What is known is that Tamtoc was inhabited by a sophisticated people who enjoyed a high standard of living for the time, with one of the most sophisticated hydraulic systems in Mesoamerica. It was first excavated by a group of French archaeologists in the 1960s, but their project was short-lived, and work did not begin on the site in earnest until 2001. It's the only major Huastec archaeological site, and like the Huastec people themselves, it is shrouded in mystery.
The intricate carvings the Huastecs left on the stones leave clues to a culture in which women clearly played a strong role as governors, priestesses and warriors. The monolith was discovered in a graveyard surrounded by the remains of 84 women — 90 percent of all the remains discovered there. Ahuja has pieced together a story that might explain why. The monolith seems to have been toppled from its original location, broken into pieces and covered with mud. Ahuja estimates the time period at about the same time that several coastal cities were flooded, probably by a tsunami-type surge, around 300 BCE. Ahuja believes the sacred tablet was impossible to resurrect, and the people decided to let it lie and create a sacred site where it was buried. The most honored and sacred members of that society were permitted to be buried there. Women became goddesses when they gave birth, and those who died in childbirth were deified, and so they were allowed to be buried along with the Great Mother.
An important item backing this theory was another find: a headless woman's naked figure, carved of limestone and polished to a high sheen. The figure, found in a pool that once stood at the feet of the monolith, was believed to be an offering to the gods.

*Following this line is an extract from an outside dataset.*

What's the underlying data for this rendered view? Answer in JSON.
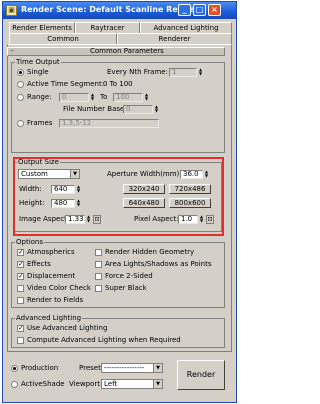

The raised dots on her arms and legs correspond with the number of days in the lunar calendar, according to archaeologist Ricardo Muñoz, while the width of her hips and the fullness of her breasts indicate a woman at the height of her fertility.
With only six years of excavation and analysis behind them, there are many secrets yet to be unearthed, and Ahuja and his team are enormously excited at the possibilities — discoveries that might contradict much of what historians think they already know about ancient Mexican history.